Tale principio di diritto sembrerebbe scontrarsi con il disposto dell’art. 63 c.p.p. ai sensi del quale « se davanti all’autorità giudiziaria o alla polizia giudiziaria una persona non imputata ovvero una persona non sottoposta alle indagini rende dichiarazioni dalle quali emergono indizi di reità a suo carico, l’autorità precedente ne interrompe l’esame, avvertendola che a seguito di tali dichiarazioni potranno essere svolte indagini nei suoi confronti e la invita a nominare un difensore. Le precedenti dichiarazioni non possono essere utilizzate contro la persona che le ha rese».
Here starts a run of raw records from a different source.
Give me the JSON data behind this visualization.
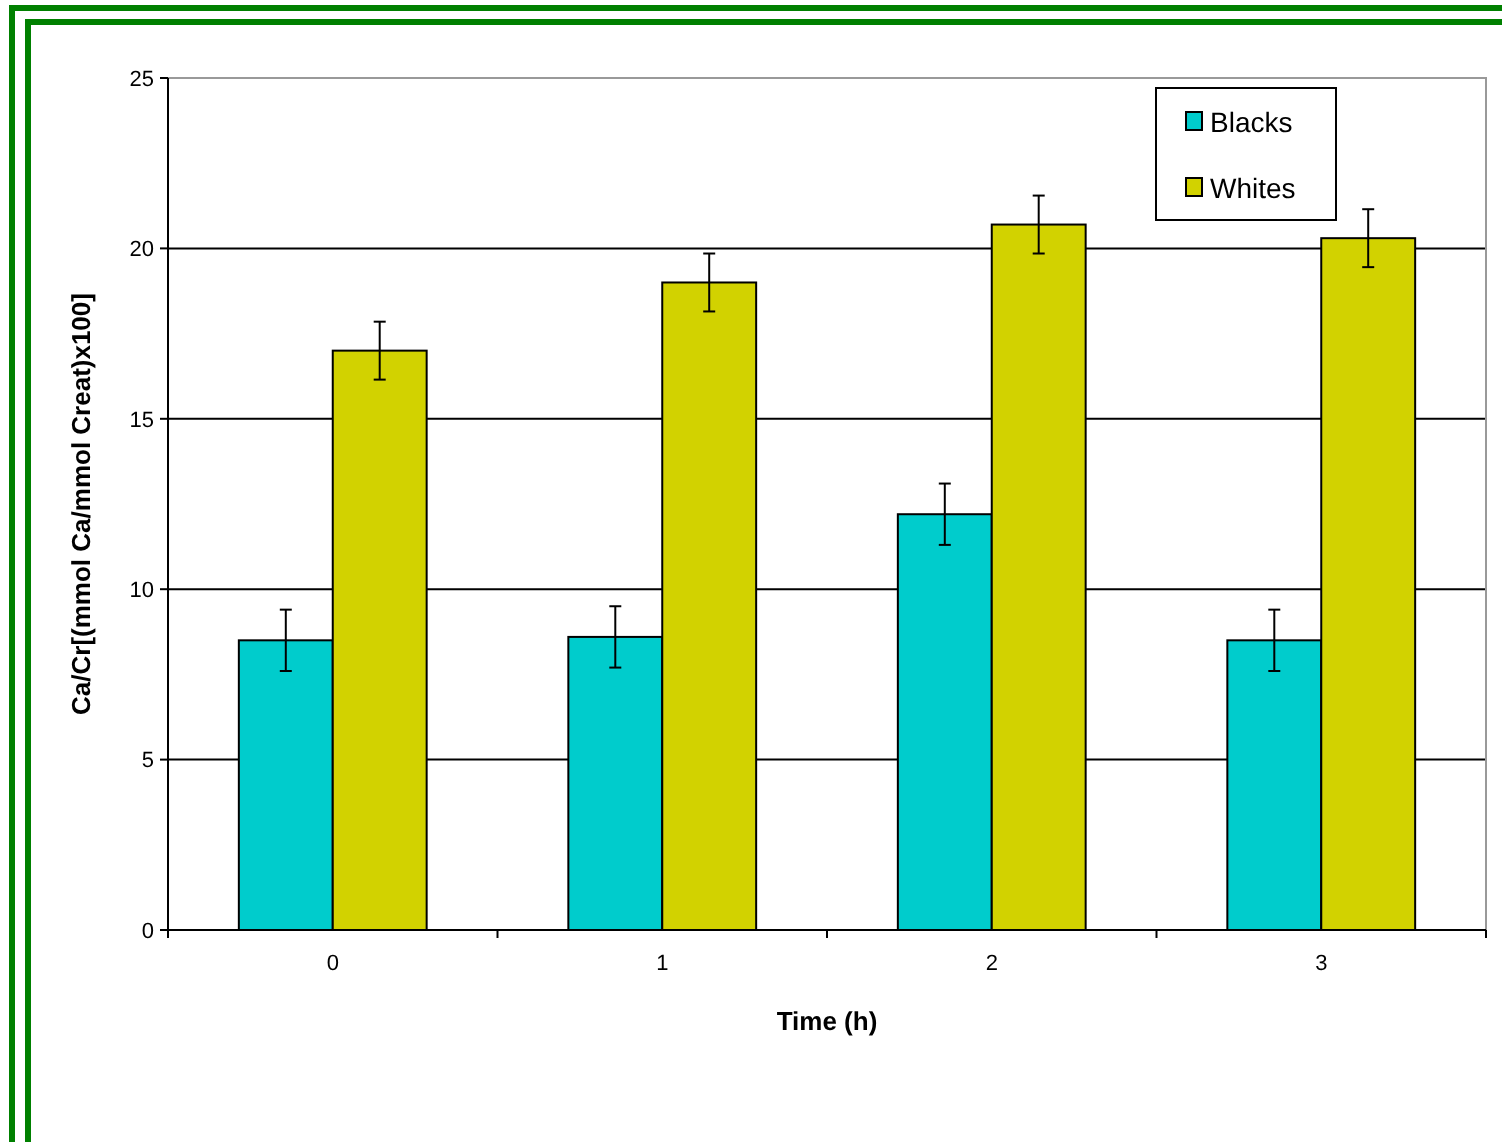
{
  "chart_data": {
    "type": "bar",
    "xlabel": "Time (h)",
    "ylabel": "Ca/Cr[(mmol Ca/mmol Creat)x100]",
    "categories": [
      "0",
      "1",
      "2",
      "3"
    ],
    "series": [
      {
        "name": "Blacks",
        "color": "#00cccc",
        "values": [
          8.5,
          8.6,
          12.2,
          8.5
        ],
        "errors": [
          0.9,
          0.9,
          0.9,
          0.9
        ]
      },
      {
        "name": "Whites",
        "color": "#d2d200",
        "values": [
          17.0,
          19.0,
          20.7,
          20.3
        ],
        "errors": [
          0.85,
          0.85,
          0.85,
          0.85
        ]
      }
    ],
    "ylim": [
      0,
      25
    ],
    "yticks": [
      0,
      5,
      10,
      15,
      20,
      25
    ],
    "grid": "y",
    "legend": "top right"
  }
}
La regola dettata dall’art. 63 c.p.p. non è applicabile al caso posto all’attenzione della Corte perché – si tratti o meno di denunzia – le dichiarazioni che non possono essere raccolte, ove siano auto indizianti, sono quelle che la persona non indagata o non imputata rende nel corso di un esame e cioè su sollecitazione dell’autorità procedente e non quelle che spontaneamente esprime sia pure nel contesto di un’accusa ad altri. Di ciò viene, tra l’altro, data conferma dall’art. 350, co. 7, c.p.p., che ammette che la polizia giudiziaria possa ricevere le dichiarazioni spontanee della persona già indagata e non esclude tra queste le dichiarazioni indizianti, salva la loro utilizzabilità in dibattimento.

Dunque è possibile ricevere dichiarazioni spontanee, anche auto indizianti, a patto che la polizia giudiziaria non intervenga in alcun modo sulle dichiarazioni del soggetto, ponendo domande o in qualche altro modo, iniziando una sorta di interlocuzione con lo stesso.